U.S., Canada, Mexico trim World Cup bid host cities to 32
(Reuters) - A joint bid for the 2026 World Cup from the United States, Canada and Mexico unveiled a list of 32 potential host cities on Wednesday as the United Bid Committee moved onto the next stage of the process.
The United States has the most potential host venues with 25 followed by Canada with four and Mexico three.
The United Bid Committee said it had received applications from 41 cities and narrowed the list following a comprehensive review of the communities and facilities.
"As we move to the next stage of the bid process, we're even more confident we have everything needed to deliver the largest, most compelling FIFA World Cup in history and help accelerate the growth of soccer across North America and around the world," said United Bid Chairman Sunil Gulati in a statement.
"We have a vision for growing the game and engaging fans as never before.

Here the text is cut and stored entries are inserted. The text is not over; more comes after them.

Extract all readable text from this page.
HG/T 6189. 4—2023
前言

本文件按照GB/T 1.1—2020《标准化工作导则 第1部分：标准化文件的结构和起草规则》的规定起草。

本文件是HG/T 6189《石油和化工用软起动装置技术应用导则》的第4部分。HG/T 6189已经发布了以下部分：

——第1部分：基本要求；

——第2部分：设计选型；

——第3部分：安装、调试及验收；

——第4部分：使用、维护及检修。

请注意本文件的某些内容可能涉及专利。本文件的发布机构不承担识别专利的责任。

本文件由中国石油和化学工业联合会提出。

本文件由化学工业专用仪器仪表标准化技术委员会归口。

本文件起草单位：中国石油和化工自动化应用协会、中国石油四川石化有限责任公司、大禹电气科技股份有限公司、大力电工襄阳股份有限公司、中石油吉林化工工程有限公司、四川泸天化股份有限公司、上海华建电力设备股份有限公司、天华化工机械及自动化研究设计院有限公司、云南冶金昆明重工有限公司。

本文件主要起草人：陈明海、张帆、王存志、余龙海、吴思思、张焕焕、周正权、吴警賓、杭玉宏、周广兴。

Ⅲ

"Our biggest challenge will be finding ways to honour the enthusiasm of all the people across Canada, Mexico and the United States through the development of our united hosting concept."
The 2026 World Cup will be expanded to a 48-team format requiring an increase in first class venues and training facilities.
If the United Bid is selected by FIFA as the host at least 12 cities will be selected as venues for games.
Morocco is the only bid running against the joint proposal from the U.S., Canada and Mexico.
FIFA, world soccer's governing body, is scheduled to vote on the 2026 host at their 2018 Congress in Moscow.